Ich habe das nie verstanden, erzielt diese Version doch ihren ganz eigenen bekräftigenden Duktus, der für manche transportierte Inhalte oder eine Conclusio nützlich bis beinahe elementar sein kann.
'Unschön' liegt wohl im Auge des Betrachters, und ich füge mich nicht den wie aus der Luft persönlichen Geschmacks gegriffenen Einschränkungen eines subjektiven Regelwerks, das ich persönlich nicht nachvollziehen kann. Da hat irgendjemand wohl seine eigene lyrische Präferenz zum Gesetz erklärt, und alle sind ihm gefolgt wie die braven Bählämmchen einer anbetenden Herde ...

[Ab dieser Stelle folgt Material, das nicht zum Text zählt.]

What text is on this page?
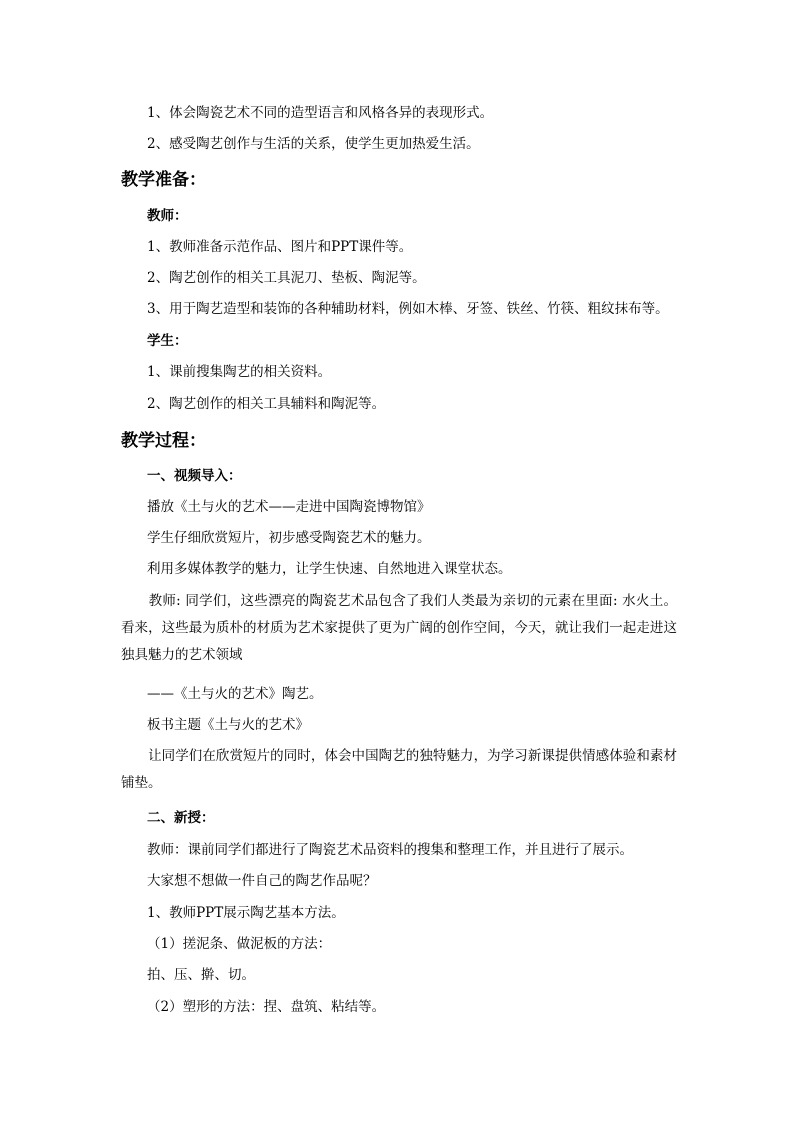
1、体会陶瓷艺术不同的造型语言和风格各异的表现形式。
2、感受陶艺创作与生活的关系，使学生更加热爱生活。
教学准备：
教师：
1、教师准备示范作品、图片和PPT课件等。
2、陶艺创作的相关工具泥刀、垫板、陶泥等。
3、用于陶艺造型和装饰的各种辅助材料，例如木棒、牙签、铁丝、竹筷、粗纹抹布等。
学生：
1、课前搜集陶艺的相关资料。
2、陶艺创作的相关工具辅料和陶泥等。
教学过程：
一、视频导入：
播放《土与火的艺术——走进中国陶瓷博物馆》
学生仔细欣赏短片，初步感受陶瓷艺术的魅力。
利用多媒体教学的魅力，让学生快速、自然地进入课堂状态。
　　教师: 同学们，这些漂亮的陶瓷艺术品包含了我们人类最为亲切的元素在里面: 水火土。看来，这些最为质朴的材质为艺术家提供了更为广阔的创作空间，今天，就让我们一起走进这独具魅力的艺术领域
——《土与火的艺术》陶艺。
板书主题《土与火的艺术》
　　让同学们在欣赏短片的同时，体会中国陶艺的独特魅力，为学习新课提供情感体验和素材铺垫。
二、新授：
教师：课前同学们都进行了陶瓷艺术品资料的搜集和整理工作，并且进行了展示。
大家想不想做一件自己的陶艺作品呢？
1、教师PPT展示陶艺基本方法。
（1）搓泥条、做泥板的方法：
拍、压、擀、切。
（2）塑形的方法：捏、盘筑、粘结等。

Zum Inhalt: Das Werk beschreibt mein Leben als 'Solitär' - wenn man das freiwillige Eremitentum eines sozial Überforderten denn höflich so nennen möchte.
Manche beschreiben mich als Autisten, manche als Soziopathen, und manche einfach nur als von der Welt enttäuschten und gekränkten, schmollenden Sonderling - ich habe mich selbst nie sonderlich um Schubladen geschert.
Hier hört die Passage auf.